|Barbara J. Risman||
Congratulations on your tenure! You are one of the few Americans left with any sort of job security. After more than two decades of education, and at least six years, and probably more, of precarious employment, you have arrived at your Associate Professorship. You know just how lucky you are. You’ve worked very hard, but so have others for whom no job exists in this shrinking professoriate. Take a deep breadth. Celebrate.!
I am going to assume you’ve worked so hard to become a tenured faculty member because you truly love your job. Some of you love the teaching most. Others love the freedom to study and write about your intellectual interest. Few of you think committee work is the best part of the job but some of you may love that too. Whatever is your passion, now is the time to follow it. You are free from the immediate pressures of unemployment. You are free from the immediacy of the terrors of publish or perish. What now?
How do you keep up the discipline of writing when service commitments will no doubt become heavier? Perhaps you’ve been waiting for this opportunity to become an advisor to a student organization that you know helped you survive college. Some of you you have even been putting off becoming the soccer coach or the class parent for your child’s homeroom until after your promotion. Now is the time to do those things. You earned it. Finding a comfortable balance between work, family, and life is your right. If you’ve put that off until now (and I wouldn’t have recommended that), now is the time to re-balance your work, family and leisure time. Life is very short. You deserve to enjoy it. And you deserve the right to keep your career on track.
Here’s how. It’s time to think big thoughts. You do not have to publish quickly at this point in your career. You can take the time to decide what your next major project will be. If you want to shift your research area, take the time to read widely. Be generous with your co-authorships, junior colleagues and students will be grateful, and you’ll get credit for both the publishing and for mentoring. It’s time to be captain of this ship, take time to chart your course before you move forward. Don’t just move forward on the path you have been walking. But do keep moving forward with your intellectual life as researcher and writer.
Do not do just what comes easiest, just more of the same. If you do that, without deep reflection and conscious decision, you may become dissatisfied, perhaps even disengaged. The excitement of tenure will wear off, and if you haven’t found your next challenge, you risk becoming the dead wood you once detested. You have the luxury, and it is a luxury, of following your passion. If you love to teach, shift gears and write about pedagogy in your discipline. If you actually enjoy committee work, think about moving into administration. Perhaps start by writing about higher education. Use the freedom of tenure to consciously choose the next direction for your career. You have the freedom to make a radical shift to or to jump further into your current research area wholeheartedly It is now the time to be reflexive and make a deliberate choice about the direction of your career.

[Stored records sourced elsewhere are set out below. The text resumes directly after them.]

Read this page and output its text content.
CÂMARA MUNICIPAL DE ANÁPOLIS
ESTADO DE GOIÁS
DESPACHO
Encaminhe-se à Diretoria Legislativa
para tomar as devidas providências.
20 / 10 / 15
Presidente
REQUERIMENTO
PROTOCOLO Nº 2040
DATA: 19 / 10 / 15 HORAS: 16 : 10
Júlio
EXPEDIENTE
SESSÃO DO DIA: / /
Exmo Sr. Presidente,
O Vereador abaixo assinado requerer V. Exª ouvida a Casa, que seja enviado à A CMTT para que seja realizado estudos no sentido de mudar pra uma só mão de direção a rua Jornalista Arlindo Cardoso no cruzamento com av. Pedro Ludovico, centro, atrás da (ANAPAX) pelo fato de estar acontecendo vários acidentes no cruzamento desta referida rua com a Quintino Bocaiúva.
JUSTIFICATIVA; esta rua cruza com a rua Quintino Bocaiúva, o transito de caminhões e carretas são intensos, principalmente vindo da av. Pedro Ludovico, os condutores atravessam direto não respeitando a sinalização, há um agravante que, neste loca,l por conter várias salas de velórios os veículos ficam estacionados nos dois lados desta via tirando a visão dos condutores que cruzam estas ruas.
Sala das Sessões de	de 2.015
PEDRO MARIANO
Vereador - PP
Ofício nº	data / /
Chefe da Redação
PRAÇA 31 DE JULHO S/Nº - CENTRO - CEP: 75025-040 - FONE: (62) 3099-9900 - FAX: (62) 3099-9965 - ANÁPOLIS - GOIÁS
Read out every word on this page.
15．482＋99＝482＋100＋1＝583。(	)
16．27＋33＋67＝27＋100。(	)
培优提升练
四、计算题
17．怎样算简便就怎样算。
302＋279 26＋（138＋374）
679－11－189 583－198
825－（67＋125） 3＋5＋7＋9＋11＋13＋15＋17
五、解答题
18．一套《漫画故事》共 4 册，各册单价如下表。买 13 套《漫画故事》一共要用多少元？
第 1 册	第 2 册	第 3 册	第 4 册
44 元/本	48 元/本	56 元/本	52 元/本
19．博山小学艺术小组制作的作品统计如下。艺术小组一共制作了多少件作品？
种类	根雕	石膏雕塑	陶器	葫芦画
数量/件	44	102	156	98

While you are doing this, keep writing. If you lose the discipline of a regular writing practice, it is very hard to start again. Be lenient with yourself, however, in what you define as part of your writing practice. You are at the stage of your career when you can take a little time to asses what you want to study, and where you want to publish. If you are changing directions, and must learn a new literature, consider that part of your writing practice. Everything that moves you forward with a new intellectual project is part of your daily writing ritual. What is most important is moving forward and not letting all your time be spent on teaching and service. Both are like housework, very important, but will expand to fill as much time as you allow. Your intellectual work, your writing, takes even more discipline now that the immediacy of pressure has been lifted. Your career cannot move forward without some attention to writing, whether about pedagogy, higher education, or your research. In some colleges, you are not expected to publish often, but in every college or university, it helps your visibility. In research institutions, your ability to be promoted depends on writing productivity. No one knows about your research findings until you publish them.
Congratulations again on tenure! You hard work has paid off. You have won the lottery of a lifetime position as a professor. You are now mid-career with many years ahead of you. It’s the time to re-assess, choose your next path, and begin writing your way to your Full Professorship.